Factors vital to the success of NIV include careful selection of patients, proper and timed intervention, well-fitting interface, coaching and encouragement of patients, careful monitoring and skilled hospital staff. 15

Outcome predictors are important to identify patients who are less likely to improve with NIV, thus requiring closer observation and readily available means of intubation.

In the present study, comorbidities, such as diabetes mellitus and renal disease were significant in NIV failure group compared with NIV success group. However, comorbidities such as pulmonary hypertension, hypertension, and pulmonary TB were comparable in both groups. Study by Bhattacharyya et al. also reported the comorbidities, such as diabetes mellitus, coronary artery disease, and hypertension associated with NIV failure in patients with hypercapnic respiratory failure. 16 In contrast, Pacilli et al. concluded that comorbidities significant in NIV failure were dementia, renal disease, obesity, and diaphragmatic paralysis in patients with acute hypercapnic failure. 17 Agreeing to present study, comorbidities, such as diabetes mellitus and renal disease can be considered as predictors of NIV failure.

There was a significant fall in dyspnea score, R and HR at the end of 4 hours compared with baseline in NIV success group but not in NIV failure group.
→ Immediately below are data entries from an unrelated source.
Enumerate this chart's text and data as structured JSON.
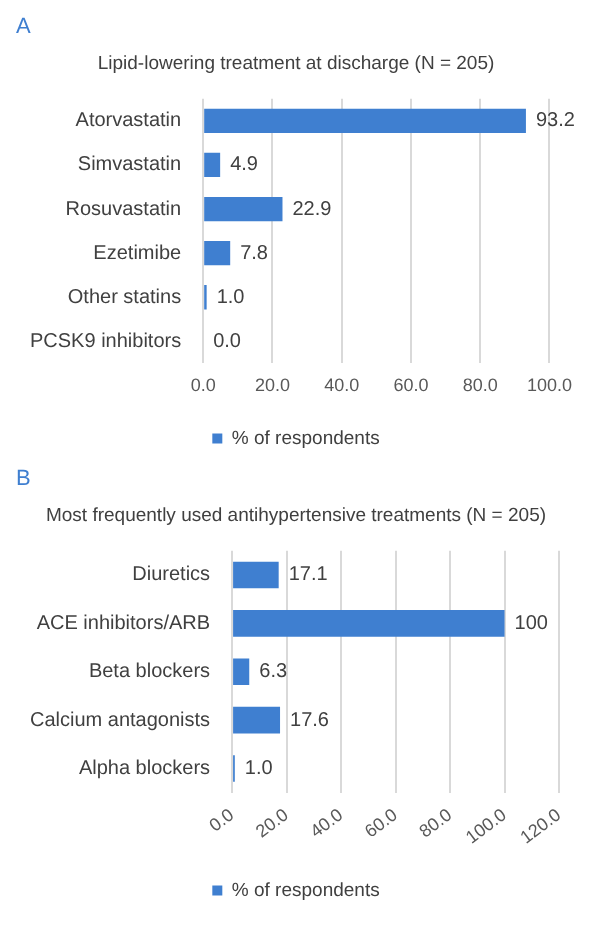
{
  "chart_data": [
    {
      "type": "bar",
      "orientation": "horizontal",
      "title": "Lipid-lowering treatment at discharge (N = 205)",
      "annotations": [
        "A"
      ],
      "categories": [
        "Atorvastatin",
        "Simvastatin",
        "Rosuvastatin",
        "Ezetimibe",
        "Other statins",
        "PCSK9 inhibitors"
      ],
      "series": [
        {
          "name": "% of respondents",
          "color": "#3f7fd0",
          "values": [
            93.2,
            4.9,
            22.9,
            7.8,
            1.0,
            0.0
          ],
          "value_labels": [
            "93.2",
            "4.9",
            "22.9",
            "7.8",
            "1.0",
            "0.0"
          ]
        }
      ],
      "xlim": [
        0,
        100
      ],
      "xticks": [
        {
          "value": 0,
          "label": "0.0"
        },
        {
          "value": 20,
          "label": "20.0"
        },
        {
          "value": 40,
          "label": "40.0"
        },
        {
          "value": 60,
          "label": "60.0"
        },
        {
          "value": 80,
          "label": "80.0"
        },
        {
          "value": 100,
          "label": "100.0"
        }
      ],
      "grid": "x",
      "legend": "bottom"
    },
    {
      "type": "bar",
      "orientation": "horizontal",
      "title": "Most frequently used antihypertensive treatments (N = 205)",
      "annotations": [
        "B"
      ],
      "categories": [
        "Diuretics",
        "ACE inhibitors/ARB",
        "Beta blockers",
        "Calcium antagonists",
        "Alpha blockers"
      ],
      "series": [
        {
          "name": "% of respondents",
          "color": "#3f7fd0",
          "values": [
            17.1,
            100,
            6.3,
            17.6,
            1.0
          ],
          "value_labels": [
            "17.1",
            "100",
            "6.3",
            "17.6",
            "1.0"
          ]
        }
      ],
      "xlim": [
        0,
        120
      ],
      "xticks": [
        {
          "value": 0,
          "label": "0.0"
        },
        {
          "value": 20,
          "label": "20.0"
        },
        {
          "value": 40,
          "label": "40.0"
        },
        {
          "value": 60,
          "label": "60.0"
        },
        {
          "value": 80,
          "label": "80.0"
        },
        {
          "value": 100,
          "label": "100.0"
        },
        {
          "value": 120,
          "label": "120.0"
        }
      ],
      "grid": "x",
      "legend": "bottom"
    }
  ]
}
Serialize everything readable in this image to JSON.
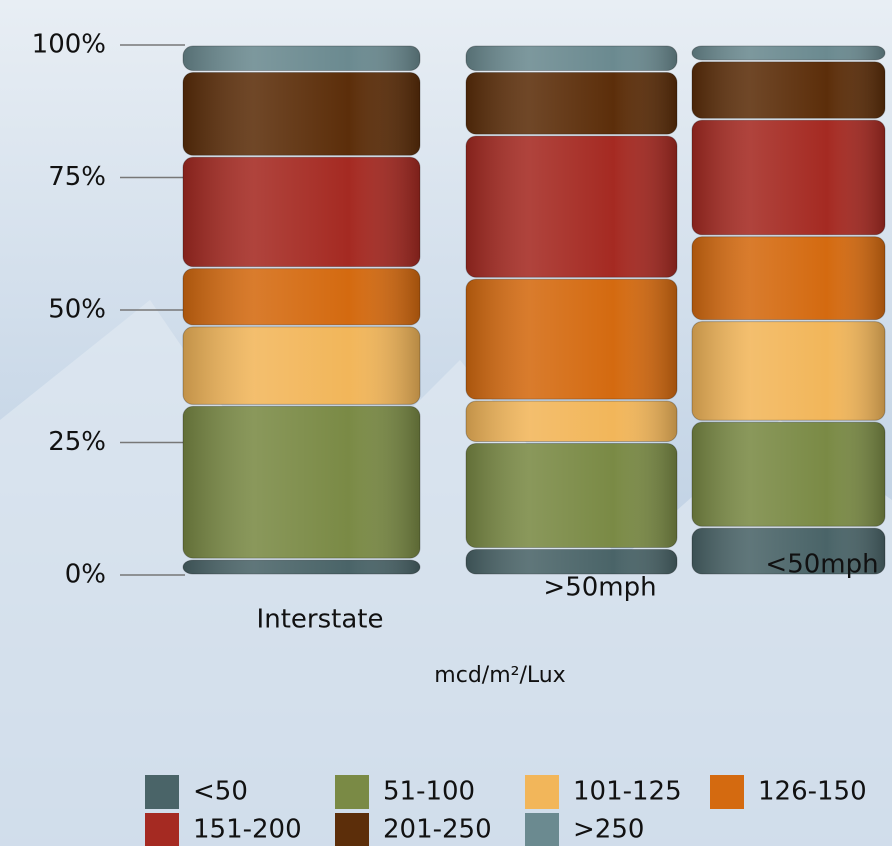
{
  "chart_data": {
    "type": "stacked_bar",
    "x_label": "mcd/m²/Lux",
    "categories": [
      "Interstate",
      ">50mph",
      "<50mph"
    ],
    "series": [
      {
        "name": "<50",
        "color": "#4a6468",
        "values": [
          3,
          5,
          9
        ]
      },
      {
        "name": "51-100",
        "color": "#7a8a45",
        "values": [
          29,
          20,
          20
        ]
      },
      {
        "name": "101-125",
        "color": "#f2b65a",
        "values": [
          15,
          8,
          19
        ]
      },
      {
        "name": "126-150",
        "color": "#d46a10",
        "values": [
          11,
          23,
          16
        ]
      },
      {
        "name": "151-200",
        "color": "#a52a22",
        "values": [
          21,
          27,
          22
        ]
      },
      {
        "name": "201-250",
        "color": "#5c2e0a",
        "values": [
          16,
          12,
          11
        ]
      },
      {
        "name": ">250",
        "color": "#6b8a90",
        "values": [
          5,
          5,
          3
        ]
      }
    ],
    "ylim": [
      0,
      100
    ],
    "yticks": [
      {
        "value": 0,
        "label": "0%"
      },
      {
        "value": 25,
        "label": "25%"
      },
      {
        "value": 50,
        "label": "50%"
      },
      {
        "value": 75,
        "label": "75%"
      },
      {
        "value": 100,
        "label": "100%"
      }
    ]
  }
}
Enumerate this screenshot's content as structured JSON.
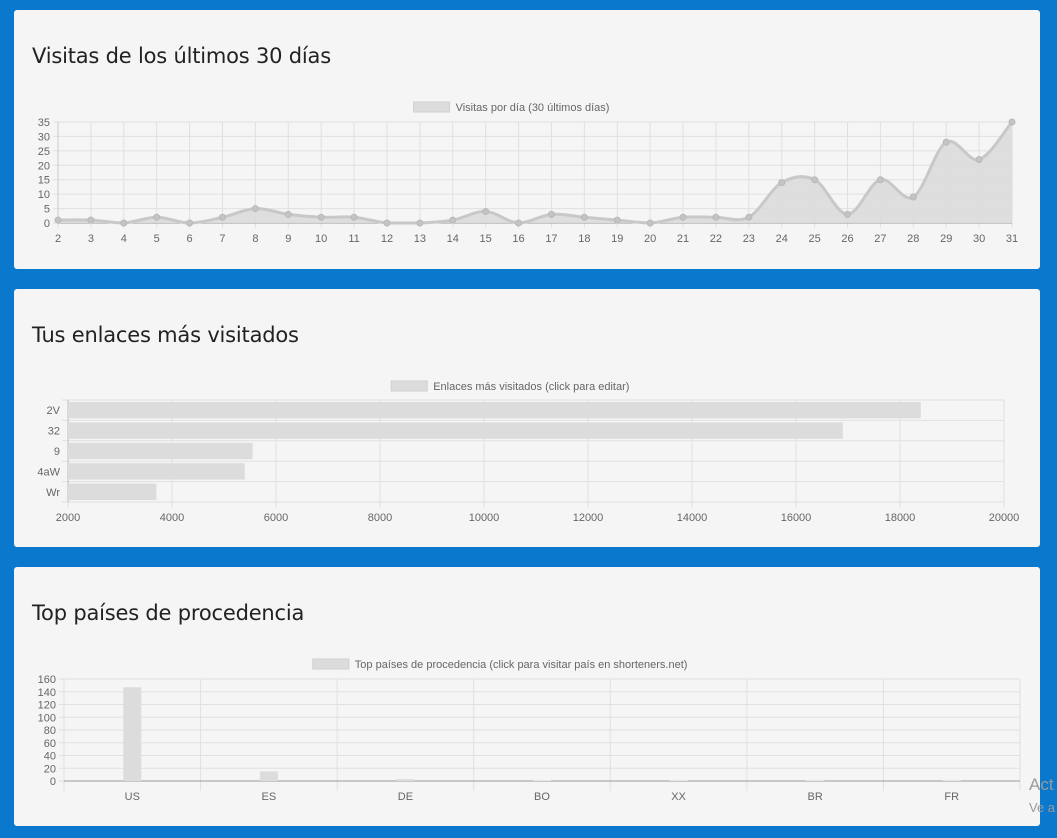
{
  "cards": [
    {
      "title": "Visitas de los últimos 30 días"
    },
    {
      "title": "Tus enlaces más visitados"
    },
    {
      "title": "Top países de procedencia"
    }
  ],
  "overlay": {
    "line1": "Act",
    "line2": "Ve a"
  },
  "colors": {
    "page_bg": "#0a78cc",
    "card_bg": "#f5f5f5",
    "series_fill": "#dcdcdc",
    "series_line": "#c8c8c8",
    "grid": "#e0e0e0"
  },
  "chart_data": [
    {
      "type": "area",
      "legend": "Visitas por día (30 últimos días)",
      "legend_position": "top-center",
      "x": [
        "2",
        "3",
        "4",
        "5",
        "6",
        "7",
        "8",
        "9",
        "10",
        "11",
        "12",
        "13",
        "14",
        "15",
        "16",
        "17",
        "18",
        "19",
        "20",
        "21",
        "22",
        "23",
        "24",
        "25",
        "26",
        "27",
        "28",
        "29",
        "30",
        "31"
      ],
      "values": [
        1,
        1,
        0,
        2,
        0,
        2,
        5,
        3,
        2,
        2,
        0,
        0,
        1,
        4,
        0,
        3,
        2,
        1,
        0,
        2,
        2,
        2,
        14,
        15,
        3,
        15,
        9,
        28,
        22,
        35
      ],
      "ylim": [
        0,
        35
      ],
      "yticks": [
        0,
        5,
        10,
        15,
        20,
        25,
        30,
        35
      ],
      "grid": true
    },
    {
      "type": "bar",
      "orientation": "horizontal",
      "legend": "Enlaces más visitados (click para editar)",
      "legend_position": "top-center",
      "categories": [
        "2V",
        "32",
        "9",
        "4aW",
        "Wr"
      ],
      "values": [
        18400,
        16900,
        5550,
        5400,
        3700
      ],
      "xlim": [
        2000,
        20000
      ],
      "xticks": [
        2000,
        4000,
        6000,
        8000,
        10000,
        12000,
        14000,
        16000,
        18000,
        20000
      ],
      "grid": true
    },
    {
      "type": "bar",
      "legend": "Top países de procedencia (click para visitar país en shorteners.net)",
      "legend_position": "top-center",
      "categories": [
        "US",
        "ES",
        "DE",
        "BO",
        "XX",
        "BR",
        "FR"
      ],
      "values": [
        147,
        15,
        3,
        1,
        1,
        1,
        1
      ],
      "ylim": [
        0,
        160
      ],
      "yticks": [
        0,
        20,
        40,
        60,
        80,
        100,
        120,
        140,
        160
      ],
      "grid": true
    }
  ]
}
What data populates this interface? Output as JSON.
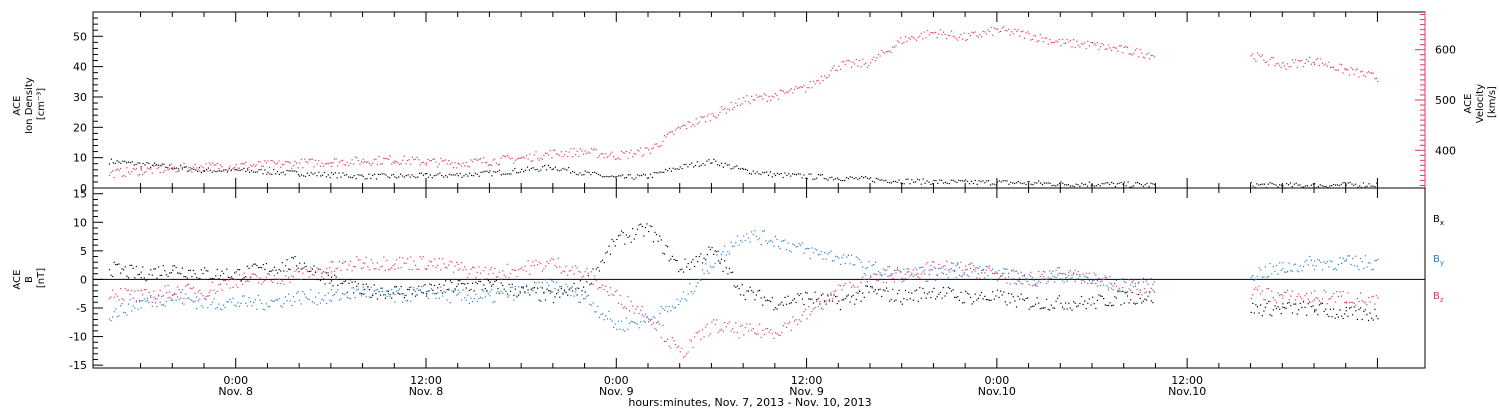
{
  "colors": {
    "black": "#000000",
    "blue": "#1f7fd6",
    "red": "#e8365e"
  },
  "chart_data": [
    {
      "type": "scatter",
      "panel": "top",
      "left_axis_label": [
        "ACE",
        "Ion Density",
        "[cm⁻³]"
      ],
      "right_axis_label": [
        "ACE",
        "Velocity",
        "[km/s]"
      ],
      "x_range_hours": [
        -9,
        75
      ],
      "ylim": [
        0,
        58
      ],
      "y_ticks": [
        0,
        10,
        20,
        30,
        40,
        50
      ],
      "right_ylim": [
        325,
        675
      ],
      "right_y_ticks": [
        400,
        500,
        600
      ],
      "grid": false,
      "series": [
        {
          "color": "#000000",
          "axis": "left",
          "x": [
            -8,
            -6,
            -4,
            -2,
            0,
            2,
            4,
            6,
            8,
            10,
            12,
            14,
            16,
            18,
            20,
            22,
            24,
            26,
            28,
            30,
            32,
            34,
            36,
            38,
            40,
            42,
            44,
            46,
            48,
            50,
            52,
            54,
            56,
            58,
            60,
            62,
            64,
            66,
            68,
            70,
            72
          ],
          "y": [
            9,
            8,
            7,
            6,
            6,
            5.5,
            5,
            4.5,
            4,
            4,
            4.2,
            4.5,
            5,
            6,
            7,
            5,
            3.5,
            4,
            7,
            9,
            6,
            4.5,
            4,
            3.5,
            3,
            2.5,
            2.2,
            2,
            2,
            1.8,
            1.5,
            1.5,
            1.3,
            1.2,
            null,
            null,
            1.2,
            1,
            1,
            1.2,
            1.3
          ]
        },
        {
          "color": "#e8365e",
          "axis": "right",
          "x": [
            -8,
            -6,
            -4,
            -2,
            0,
            2,
            4,
            6,
            8,
            10,
            12,
            14,
            16,
            18,
            20,
            22,
            24,
            26,
            28,
            30,
            32,
            34,
            36,
            38,
            40,
            42,
            44,
            46,
            48,
            50,
            52,
            54,
            56,
            58,
            60,
            62,
            64,
            66,
            68,
            70,
            72
          ],
          "y": [
            355,
            360,
            365,
            368,
            370,
            372,
            375,
            378,
            380,
            382,
            378,
            375,
            380,
            385,
            395,
            398,
            390,
            400,
            445,
            470,
            500,
            510,
            525,
            570,
            575,
            620,
            635,
            625,
            640,
            630,
            615,
            610,
            600,
            590,
            null,
            null,
            590,
            570,
            580,
            560,
            545
          ]
        }
      ]
    },
    {
      "type": "scatter",
      "panel": "bottom",
      "left_axis_label": [
        "ACE",
        "B",
        "[nT]"
      ],
      "x_range_hours": [
        -9,
        75
      ],
      "ylim": [
        -15.5,
        16
      ],
      "y_ticks": [
        -15,
        -10,
        -5,
        0,
        5,
        10,
        15
      ],
      "zero_line": true,
      "grid": false,
      "legend_position": "right",
      "x_ticks": [
        {
          "hour": 0,
          "time": "0:00",
          "date": "Nov. 8"
        },
        {
          "hour": 12,
          "time": "12:00",
          "date": "Nov. 8"
        },
        {
          "hour": 24,
          "time": "0:00",
          "date": "Nov. 9"
        },
        {
          "hour": 36,
          "time": "12:00",
          "date": "Nov. 9"
        },
        {
          "hour": 48,
          "time": "0:00",
          "date": "Nov.10"
        },
        {
          "hour": 60,
          "time": "12:00",
          "date": "Nov.10"
        }
      ],
      "xlabel": "hours:minutes, Nov. 7, 2013 - Nov. 10, 2013",
      "series": [
        {
          "name": "Bx",
          "label_main": "B",
          "label_sub": "x",
          "color": "#000000",
          "x": [
            -8,
            -6,
            -4,
            -2,
            0,
            2,
            4,
            6,
            8,
            10,
            12,
            14,
            16,
            18,
            20,
            22,
            24,
            26,
            28,
            30,
            32,
            34,
            36,
            38,
            40,
            42,
            44,
            46,
            48,
            50,
            52,
            54,
            56,
            58,
            60,
            62,
            64,
            66,
            68,
            70,
            72
          ],
          "y": [
            2,
            1,
            2,
            1,
            1,
            2,
            3,
            0,
            -2,
            -2,
            -2,
            -1,
            -1,
            -2,
            -3,
            -1,
            7,
            9,
            2,
            5,
            -2,
            -4,
            -3,
            -4,
            -2,
            -3,
            -2,
            -3,
            -3,
            -4,
            -4,
            -4,
            -3,
            -3,
            null,
            null,
            -5,
            -5,
            -5,
            -6,
            -6
          ]
        },
        {
          "name": "By",
          "label_main": "B",
          "label_sub": "y",
          "color": "#1f7fd6",
          "x": [
            -8,
            -6,
            -4,
            -2,
            0,
            2,
            4,
            6,
            8,
            10,
            12,
            14,
            16,
            18,
            20,
            22,
            24,
            26,
            28,
            30,
            32,
            34,
            36,
            38,
            40,
            42,
            44,
            46,
            48,
            50,
            52,
            54,
            56,
            58,
            60,
            62,
            64,
            66,
            68,
            70,
            72
          ],
          "y": [
            -6,
            -4,
            -3,
            -4,
            -4,
            -4,
            -3,
            -3,
            -2,
            -3,
            -2,
            -3,
            -3,
            -2,
            -1,
            -3,
            -8,
            -7,
            -4,
            3,
            8,
            7,
            5,
            4,
            2,
            1,
            1,
            2,
            1,
            0,
            1,
            0,
            -1,
            -1,
            null,
            null,
            1,
            2,
            3,
            3,
            3
          ]
        },
        {
          "name": "Bz",
          "label_main": "B",
          "label_sub": "z",
          "color": "#e8365e",
          "x": [
            -8,
            -6,
            -4,
            -2,
            0,
            2,
            4,
            6,
            8,
            10,
            12,
            14,
            16,
            18,
            20,
            22,
            24,
            26,
            28,
            30,
            32,
            34,
            36,
            38,
            40,
            42,
            44,
            46,
            48,
            50,
            52,
            54,
            56,
            58,
            60,
            62,
            64,
            66,
            68,
            70,
            72
          ],
          "y": [
            -2,
            -3,
            -2,
            -2,
            0,
            0,
            1,
            2,
            3,
            3,
            3,
            2,
            1,
            2,
            3,
            1,
            -3,
            -6,
            -13,
            -8,
            -9,
            -9,
            -6,
            -2,
            0,
            1,
            2,
            2,
            1,
            0,
            1,
            0,
            -1,
            -2,
            null,
            null,
            -2,
            -3,
            -3,
            -3,
            -4
          ]
        }
      ]
    }
  ]
}
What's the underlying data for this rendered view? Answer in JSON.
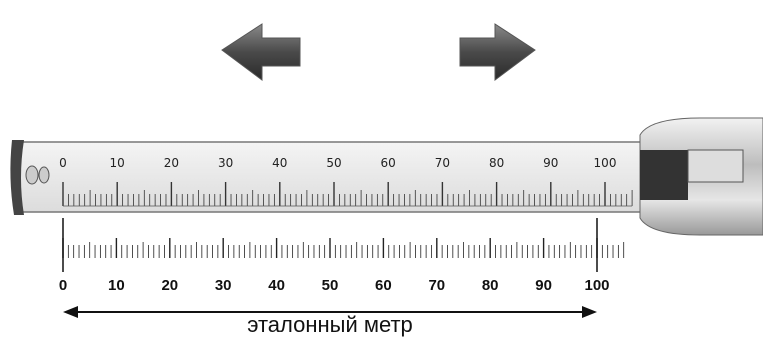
{
  "tape": {
    "labels": [
      "0",
      "10",
      "20",
      "30",
      "40",
      "50",
      "60",
      "70",
      "80",
      "90",
      "100"
    ]
  },
  "reference": {
    "labels": [
      "0",
      "10",
      "20",
      "30",
      "40",
      "50",
      "60",
      "70",
      "80",
      "90",
      "100"
    ],
    "caption": "эталонный метр"
  }
}
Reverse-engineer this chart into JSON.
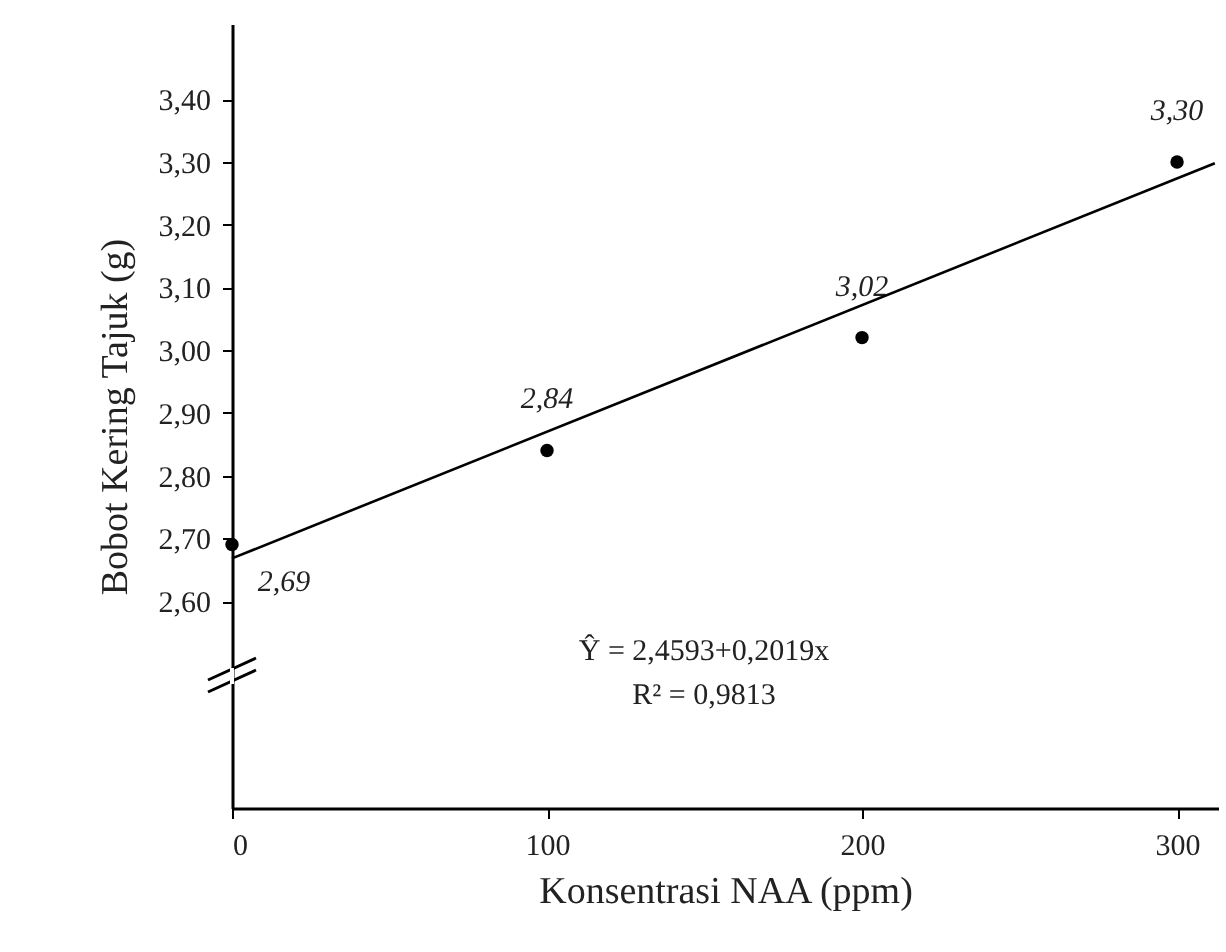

The improvement in pH and PaO2 in NIV success group was statistically significant when compared with NIV failure group.

These findings are in accordance with the study by Bhattacharyya et al., in which there was improvement in heart and RRs, pH and PaCO2 within the first hour in the success group and these parameters continued to improve even after 4 hours and 24 hours of NIPPV treatment. 16 Also, study by Lin et al. reported that RR improved at the end of 30 minutes with NIPPV and can be considered as predictor of the success of NIV in patients with acute respiratory failure. 8

According to present study, improvement in dyspnea score, RR, HR, as well as improvement in arterial blood gas parameters, such as pH and PaO2 within 4 hours of NIPPV could be used to predict the response to NIPPV.

Hence, patients with respiratory failure on NIPPV should be observed about the changes in HR, RR, pH, and PaO2 at timely intervals, so that patients requiring invasive ventilation may be intubated at the earliest to prevent preventable increase in morbidity and mortality.

LIMITATIONS

CONCLUSION

Study indicates that a trial of BIPAP is effective in improving gas exchange, reducing intubation and length of stay in hospital in patients with acute respiratory failure, suggesting that NIV is a safe and effective means of ventilator support for patients with acute respiratory failure. The study provides strong evidence for the use of NIV (BIPAP) as a first line intervention in patients with acute respiratory failure, irrespective of the type and the cause of acute respiratory failure. However, further studies are required to evaluate other potential predictors of outcome of NIV in acute respiratory failure patients for further improving the success rate of NIPPV.